A lei portuguesa distingue o mandato com representação e o mandato sem representação. De forma contrária ao mandato com representação, o mandato diz-se sem representação nas situações em que o mandatário age em nome próprio, adquirindo os direitos e assumindo as obrigações decorrentes dos atos que celebra, sendo depois o mandatário obrigado a transferir para o mandante os direitos adquiridos em execução do mandato.
Na Ordem Jurídica Portuguesa, o Mandato com representação é um contrato que se encontra regulado nos arts. 1178.º e ss. do CCiv, pelo qual alguém, o mandatário, se obriga a praticar um ou mais atos jurídicos por conta de outrem, o mandante.
Neste caso, o ato praticado pelo representante produz os seus efeitos na esfera jurídica do responsável/subcontratante. Assim, no que toca às comunicações feitas pelo representante aos Titulares, estas devem ser consideradas como tendo sido efetuadas pelo próprio responsável pelo tratamento.
Durante o mandato, o representante deverá praticar os atos compreendidos no mandato, seguindo as instruções do mandante, que podem ser dadas no momento em que o mandato é constituído ou durante a execução do contrato. Do mesmo modo, entende-se ser necessário que o representante vá fornecendo ao mandante, o responsável/subcontratante, as informações relativas à gestão da sua posição que lhe forem solicitadas. De um modo geral, o responsável pelo tratamento deve estar a par, a todo o momento, da atividade do representante.
De acordo com o art. 1158.º do CCiv, o mandato presume-se gratuito, salvo se estiver em causa a prática de atos no âmbito de uma profissão, caso em que se presume oneroso. Nestes termos, o mandato realizado por advogado ou solicitador é oneroso.
A retribuição é fixada por ajuste das partes, obedecendo aos limites impostos pelo art. 282.º do CCiv, na impossibilidade de ajuste pelas partes, deve recorrer-se às tarifas profissionais, aos usos e juízos de equidade.
Na hipótese de a representação ser exercida por advogados, devem atender-se às regras especiais relativamente à fixação dos honorários impostas pelos Estatutos da Ordem dos Advogados, cabendo ao Conselho Geral da Ordem dos Advogados dar o seu laudo acerca dos honorários quando seja solicitado (cfr. art. 44.º/3/e)).
Segundo o art. 105.º do EOA, os honorários do advogado devem corresponder a uma compensação económica adequada pelos serviços efetivamente prestados, e que pode assumir a forma de retribuição fixa. Nos termos do exposto no n.º3 do mesmo artigo, “na fixação dos honorários deve o advogado atender à importância dos serviços prestados, à dificuldade e urgência do assunto, ao grau de criatividade intelectual da sua prestação, ao resultado obtido, ao tempo despendido, às responsabilidades por ele assumidas e aos demais usos profissionais”

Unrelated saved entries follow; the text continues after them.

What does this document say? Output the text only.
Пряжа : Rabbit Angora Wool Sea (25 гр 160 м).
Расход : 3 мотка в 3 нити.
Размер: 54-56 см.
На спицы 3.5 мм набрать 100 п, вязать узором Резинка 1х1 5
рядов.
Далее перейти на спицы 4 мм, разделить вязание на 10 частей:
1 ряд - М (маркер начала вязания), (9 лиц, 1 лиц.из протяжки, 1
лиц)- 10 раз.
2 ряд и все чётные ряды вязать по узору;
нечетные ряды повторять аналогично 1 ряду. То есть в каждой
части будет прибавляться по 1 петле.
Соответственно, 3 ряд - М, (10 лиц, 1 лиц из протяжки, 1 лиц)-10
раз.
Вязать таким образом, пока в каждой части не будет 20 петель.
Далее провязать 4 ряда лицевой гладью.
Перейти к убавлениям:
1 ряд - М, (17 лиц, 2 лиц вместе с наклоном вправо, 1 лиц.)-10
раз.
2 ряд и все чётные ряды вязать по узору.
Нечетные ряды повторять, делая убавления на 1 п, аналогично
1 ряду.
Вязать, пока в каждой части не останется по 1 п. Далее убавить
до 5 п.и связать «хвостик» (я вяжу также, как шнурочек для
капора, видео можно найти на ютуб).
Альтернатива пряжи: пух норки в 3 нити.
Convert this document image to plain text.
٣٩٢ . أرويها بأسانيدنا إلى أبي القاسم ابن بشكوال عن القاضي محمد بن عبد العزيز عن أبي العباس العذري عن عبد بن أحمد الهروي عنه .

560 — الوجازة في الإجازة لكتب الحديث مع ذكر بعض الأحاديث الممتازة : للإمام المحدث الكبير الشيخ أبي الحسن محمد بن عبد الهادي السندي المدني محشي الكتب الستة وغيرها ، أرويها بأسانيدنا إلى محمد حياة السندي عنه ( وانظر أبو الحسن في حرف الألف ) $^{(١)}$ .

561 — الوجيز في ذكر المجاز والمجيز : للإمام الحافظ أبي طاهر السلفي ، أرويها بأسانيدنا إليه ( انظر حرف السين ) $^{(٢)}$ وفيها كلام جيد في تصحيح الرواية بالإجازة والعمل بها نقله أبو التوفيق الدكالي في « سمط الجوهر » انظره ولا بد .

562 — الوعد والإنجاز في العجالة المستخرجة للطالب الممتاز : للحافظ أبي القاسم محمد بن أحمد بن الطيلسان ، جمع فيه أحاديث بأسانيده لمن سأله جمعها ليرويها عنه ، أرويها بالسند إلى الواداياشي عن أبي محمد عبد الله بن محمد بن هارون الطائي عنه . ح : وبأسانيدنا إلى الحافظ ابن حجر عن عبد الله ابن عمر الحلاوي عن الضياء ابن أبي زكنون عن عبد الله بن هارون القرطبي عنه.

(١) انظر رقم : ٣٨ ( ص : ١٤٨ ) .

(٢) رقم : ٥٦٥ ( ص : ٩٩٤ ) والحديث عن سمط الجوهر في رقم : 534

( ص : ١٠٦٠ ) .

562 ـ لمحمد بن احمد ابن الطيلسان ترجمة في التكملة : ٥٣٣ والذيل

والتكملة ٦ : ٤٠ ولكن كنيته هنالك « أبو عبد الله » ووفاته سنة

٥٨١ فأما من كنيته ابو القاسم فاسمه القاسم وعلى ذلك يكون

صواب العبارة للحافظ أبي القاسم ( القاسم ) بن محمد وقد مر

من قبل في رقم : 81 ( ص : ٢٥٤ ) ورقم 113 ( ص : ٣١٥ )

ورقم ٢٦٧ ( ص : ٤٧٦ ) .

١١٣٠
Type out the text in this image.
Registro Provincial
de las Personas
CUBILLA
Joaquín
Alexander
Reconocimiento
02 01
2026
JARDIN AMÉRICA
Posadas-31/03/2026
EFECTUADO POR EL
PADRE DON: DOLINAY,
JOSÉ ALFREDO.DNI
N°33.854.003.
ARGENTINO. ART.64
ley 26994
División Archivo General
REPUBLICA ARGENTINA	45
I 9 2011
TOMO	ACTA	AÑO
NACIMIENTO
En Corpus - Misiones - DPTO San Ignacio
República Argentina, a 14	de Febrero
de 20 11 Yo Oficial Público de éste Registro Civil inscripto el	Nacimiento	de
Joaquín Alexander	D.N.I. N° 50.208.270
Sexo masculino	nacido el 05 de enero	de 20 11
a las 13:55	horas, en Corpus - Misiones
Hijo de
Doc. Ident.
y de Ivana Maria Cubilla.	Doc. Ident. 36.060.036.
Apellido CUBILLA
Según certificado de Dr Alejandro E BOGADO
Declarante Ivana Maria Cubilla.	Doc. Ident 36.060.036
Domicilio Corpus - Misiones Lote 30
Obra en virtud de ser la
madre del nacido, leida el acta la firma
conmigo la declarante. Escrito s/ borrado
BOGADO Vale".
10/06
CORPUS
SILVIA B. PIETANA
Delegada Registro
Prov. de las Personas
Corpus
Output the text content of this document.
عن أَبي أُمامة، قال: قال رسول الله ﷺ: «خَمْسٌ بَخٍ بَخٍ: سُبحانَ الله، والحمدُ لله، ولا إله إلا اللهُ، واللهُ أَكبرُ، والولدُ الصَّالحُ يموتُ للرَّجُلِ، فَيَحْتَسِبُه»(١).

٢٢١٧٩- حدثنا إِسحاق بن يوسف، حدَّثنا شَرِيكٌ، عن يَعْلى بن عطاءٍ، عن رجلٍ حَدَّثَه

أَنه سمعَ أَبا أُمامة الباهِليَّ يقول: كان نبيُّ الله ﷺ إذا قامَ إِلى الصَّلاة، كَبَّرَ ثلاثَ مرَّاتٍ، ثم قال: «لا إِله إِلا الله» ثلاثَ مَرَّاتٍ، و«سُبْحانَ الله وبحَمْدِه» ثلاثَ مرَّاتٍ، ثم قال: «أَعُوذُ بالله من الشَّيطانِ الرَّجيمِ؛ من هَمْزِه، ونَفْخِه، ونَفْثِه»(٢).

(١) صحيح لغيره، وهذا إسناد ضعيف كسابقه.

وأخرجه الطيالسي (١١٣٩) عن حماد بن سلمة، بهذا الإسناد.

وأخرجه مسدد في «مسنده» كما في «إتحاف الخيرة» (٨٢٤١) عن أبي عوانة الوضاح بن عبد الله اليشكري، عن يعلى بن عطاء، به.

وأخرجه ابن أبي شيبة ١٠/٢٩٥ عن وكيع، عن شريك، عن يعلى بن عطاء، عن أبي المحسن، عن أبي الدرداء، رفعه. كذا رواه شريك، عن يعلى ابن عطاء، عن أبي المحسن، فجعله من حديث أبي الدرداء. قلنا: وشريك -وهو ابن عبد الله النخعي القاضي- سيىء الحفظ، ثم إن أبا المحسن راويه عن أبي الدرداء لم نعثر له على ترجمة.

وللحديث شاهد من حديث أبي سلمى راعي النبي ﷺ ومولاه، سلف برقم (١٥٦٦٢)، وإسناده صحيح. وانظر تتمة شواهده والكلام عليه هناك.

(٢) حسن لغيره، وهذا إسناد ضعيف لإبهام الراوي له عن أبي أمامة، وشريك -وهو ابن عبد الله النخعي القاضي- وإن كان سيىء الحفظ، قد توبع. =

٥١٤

Sem embargo, sendo determinada a gratuitidade do mandato, esta não contende com o direito ao reembolso pelas despesas ou indemnização do prejuízo que o mandatário tenha sofrido com o exercício do mandato.
Por regra, o mandato é livremente revogável por qualquer das partes, a menos que tenha sido conferido no interesse do mandatário ou de um terceiro, o que implica que, salvo justa causa, a revogação tenha de merecer a concordância do interessado (cfr. art.º 1170.º do CCiv).
À exceção dos casos em que é conferido no interesse do mandatário ou de um terceiro, o contrato de mandato configura uma das exceções da livre revogabilidade. Esta é uma regra imperativa, não sendo permitido acordo em contrário, nem renúncia a direito de revogação. Desta forma, a parte revogante não necessita justificar a sua pretensão.
Por outro lado, o mandato caduca:
- por morte ou interdição do mandante ou do mandatário;
- por inabilitação do mandante, se o mandato tiver por objeto atos que não possam ser praticados sem intervenção de um curador (cfr. art.º 1174.º do CCiv).